In 12 rules rules for life Jordan Peterson highlights the neurochemical balance in lobsters and how that pertains to the hierarchy. When a lobster lost a conflict (and possibly got injured) their neurochemical balance dipped because of the drop in serotonin and consequently they drop in hierarchy. Which reflects in their confidence to be involved in future conflict. Why that was brought up in the book, and why I think it's fascinating, is that the nervous system (reptilian/brainstem) in humans reacts in a very similar way when it comes to hormone regulation and status. It's just as interesting to be able to back up something similar with my own anecdotal experience.
Not long after I got injured I was involved in a verbal altercation where a particularly verbally aggressive person made some threats. The instance on it's own was not what stressed me out the most. What unhinged me was my understanding that if it came to a physical conflict I'd be basically useless against a much stronger and uninjured opponent. I would physically be unable to do much fighting back when just moving around was already very painful. The injury had already pushed my nervous system to a red line with the severity of the injury and the pain. That confrontation on top was the drop in the stress bucket that sent my nervous system in complete overdrive. My confidence tanked.
My place in the hierarchy would probably have remained the same if I was working in an office, but in a workplace and social environment based on physical requirements: down the ladder you go. My strength was nullified, which took a part of my confidence with it, down-regulating my mood. My fighting prowess was equally nullified, which took another part of my confidence and really put a dent in my psyche. There wasn't all that much left of hormonal balance before that altercation kicked the bucket down the abyss. That's a struggle that is hardly ever mentioned nor emphasized when a person who's identity is intertwined with their abilities has a severe injury.

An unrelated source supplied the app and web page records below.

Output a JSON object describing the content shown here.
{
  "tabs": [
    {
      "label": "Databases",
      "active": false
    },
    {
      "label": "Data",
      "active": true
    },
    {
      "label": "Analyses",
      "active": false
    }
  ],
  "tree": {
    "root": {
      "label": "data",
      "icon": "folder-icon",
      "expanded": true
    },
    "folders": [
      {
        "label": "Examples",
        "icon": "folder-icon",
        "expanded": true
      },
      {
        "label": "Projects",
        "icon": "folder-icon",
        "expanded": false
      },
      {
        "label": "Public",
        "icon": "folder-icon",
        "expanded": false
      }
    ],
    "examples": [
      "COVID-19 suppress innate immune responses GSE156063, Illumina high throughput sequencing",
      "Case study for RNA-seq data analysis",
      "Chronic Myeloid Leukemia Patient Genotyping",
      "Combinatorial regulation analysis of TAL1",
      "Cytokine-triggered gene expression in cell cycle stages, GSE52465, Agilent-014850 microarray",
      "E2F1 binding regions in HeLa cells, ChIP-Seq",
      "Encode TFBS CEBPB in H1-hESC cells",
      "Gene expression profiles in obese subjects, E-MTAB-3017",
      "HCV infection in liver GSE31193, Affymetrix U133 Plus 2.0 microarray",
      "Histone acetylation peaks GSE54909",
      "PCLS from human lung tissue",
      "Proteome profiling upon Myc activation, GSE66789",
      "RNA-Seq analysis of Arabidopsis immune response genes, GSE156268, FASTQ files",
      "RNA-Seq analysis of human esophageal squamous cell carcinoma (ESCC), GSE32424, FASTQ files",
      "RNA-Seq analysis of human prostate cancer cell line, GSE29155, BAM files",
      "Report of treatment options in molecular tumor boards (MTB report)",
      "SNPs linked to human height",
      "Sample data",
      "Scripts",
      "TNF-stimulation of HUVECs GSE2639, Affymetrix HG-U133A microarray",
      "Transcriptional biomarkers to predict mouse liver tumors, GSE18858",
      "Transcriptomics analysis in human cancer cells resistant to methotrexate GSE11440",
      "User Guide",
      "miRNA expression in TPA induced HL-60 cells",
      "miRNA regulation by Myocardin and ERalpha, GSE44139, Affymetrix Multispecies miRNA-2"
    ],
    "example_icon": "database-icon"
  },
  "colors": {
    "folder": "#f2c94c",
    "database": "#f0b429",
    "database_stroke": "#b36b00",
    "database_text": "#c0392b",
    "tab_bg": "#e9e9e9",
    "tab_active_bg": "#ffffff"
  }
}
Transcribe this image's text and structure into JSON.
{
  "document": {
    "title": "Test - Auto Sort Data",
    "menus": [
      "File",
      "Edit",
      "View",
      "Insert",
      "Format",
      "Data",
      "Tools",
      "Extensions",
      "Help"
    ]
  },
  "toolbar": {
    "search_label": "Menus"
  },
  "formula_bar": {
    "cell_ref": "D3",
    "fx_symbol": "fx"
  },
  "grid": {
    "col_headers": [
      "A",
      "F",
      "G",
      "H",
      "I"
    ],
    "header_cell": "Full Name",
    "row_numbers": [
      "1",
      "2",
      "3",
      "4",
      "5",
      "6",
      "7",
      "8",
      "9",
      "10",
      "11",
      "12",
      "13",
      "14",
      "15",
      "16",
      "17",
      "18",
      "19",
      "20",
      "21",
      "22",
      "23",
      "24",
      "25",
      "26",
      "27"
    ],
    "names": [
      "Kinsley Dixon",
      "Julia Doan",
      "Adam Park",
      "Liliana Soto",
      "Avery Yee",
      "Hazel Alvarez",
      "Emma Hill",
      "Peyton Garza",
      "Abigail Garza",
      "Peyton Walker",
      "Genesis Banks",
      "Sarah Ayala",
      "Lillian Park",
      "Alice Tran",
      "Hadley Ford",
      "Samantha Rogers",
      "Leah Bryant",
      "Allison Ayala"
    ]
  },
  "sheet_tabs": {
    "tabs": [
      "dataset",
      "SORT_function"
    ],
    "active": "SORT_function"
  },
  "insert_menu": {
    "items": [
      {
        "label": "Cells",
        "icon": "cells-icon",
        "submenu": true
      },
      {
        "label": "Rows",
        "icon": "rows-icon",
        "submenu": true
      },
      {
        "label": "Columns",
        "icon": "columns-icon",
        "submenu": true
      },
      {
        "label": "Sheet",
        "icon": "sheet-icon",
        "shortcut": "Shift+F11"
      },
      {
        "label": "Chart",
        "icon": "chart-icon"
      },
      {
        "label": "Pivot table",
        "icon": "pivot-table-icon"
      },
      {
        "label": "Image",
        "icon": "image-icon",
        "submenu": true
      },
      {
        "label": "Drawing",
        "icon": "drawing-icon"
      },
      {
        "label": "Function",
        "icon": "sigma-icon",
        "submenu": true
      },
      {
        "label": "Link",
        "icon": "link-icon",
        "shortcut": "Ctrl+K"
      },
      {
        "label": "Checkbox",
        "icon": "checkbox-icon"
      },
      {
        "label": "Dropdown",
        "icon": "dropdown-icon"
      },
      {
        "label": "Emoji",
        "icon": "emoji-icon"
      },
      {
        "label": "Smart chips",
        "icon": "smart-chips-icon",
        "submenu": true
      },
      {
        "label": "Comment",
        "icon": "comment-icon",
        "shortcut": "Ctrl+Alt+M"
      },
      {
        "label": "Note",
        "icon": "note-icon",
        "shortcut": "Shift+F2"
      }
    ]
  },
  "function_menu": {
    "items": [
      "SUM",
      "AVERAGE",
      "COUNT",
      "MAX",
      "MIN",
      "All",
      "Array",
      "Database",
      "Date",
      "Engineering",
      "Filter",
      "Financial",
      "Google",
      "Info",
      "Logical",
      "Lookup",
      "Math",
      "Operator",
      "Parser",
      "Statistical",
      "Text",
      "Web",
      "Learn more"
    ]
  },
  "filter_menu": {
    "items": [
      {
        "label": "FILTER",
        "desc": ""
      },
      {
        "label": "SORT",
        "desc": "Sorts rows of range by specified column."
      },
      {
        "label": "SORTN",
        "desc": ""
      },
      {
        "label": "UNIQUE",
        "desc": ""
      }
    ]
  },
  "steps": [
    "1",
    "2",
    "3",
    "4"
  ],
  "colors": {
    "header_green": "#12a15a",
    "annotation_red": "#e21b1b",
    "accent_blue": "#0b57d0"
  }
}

It felt like stripping the coating of copper wires: being exposed, vulnerable and wide open to the volatility of the world. My reflexes in my left arm were completely cut off, the neurological connection to muscles in my shoulder were rudimentary at best. My left arm could perform only the most basic tasks that didn't involve gripping or holding anything, even opening doors was impossible. It's not hard to understand that if something did happen, I wouldn't be able to do much. Which was a thought that went through my head daily. Hyper-vigilance is a mechanism that is activated in periods of extreme duress, which this period was. So every day I wondered: what if this happens? What if that happens? Then I can't do A, or I can't do B. For over more than half a year it was a daily mental struggle to fight specters of fear, panic and inability. A deep psychological wound, because what I built myself on and had pride in was cut away. You don't feel particularly manly or even useful /valuable when you're outperformed by every member of the age pyramid. It forces you to think and be confronted with many thoughts and feelings that otherwise would've been stayed in the background. Such as the topic of self-identity.
In that same vein it was a transformative experience on many levels, even when the tail of this injury is long. There is a very clear link between genuine confidence stemming from real capability. It was an exercise in practicing serenity (as the Stoics would see it) in dealing with that injury physically and mentally. An exercise in acceptance and perseverance. More importantly it forced me in detachment from things I was so attached to that I was blind to their flaws and blind to other things in the wider world. We hardly ever see anything for what it is when we're in the middle of it. I kept reminding myself in the worst and most painful period that something good will come out of this injury. Plenty of good things have come out of this injury. Perhaps that's a self-fulling prophecy thanks to some Stoic intervention, but still. In broad strokes the injury has put me on a path to a much deeper understanding of being and the complex systems of the organism. It has also given me the chance to hone in on what I want for myself now and in the future.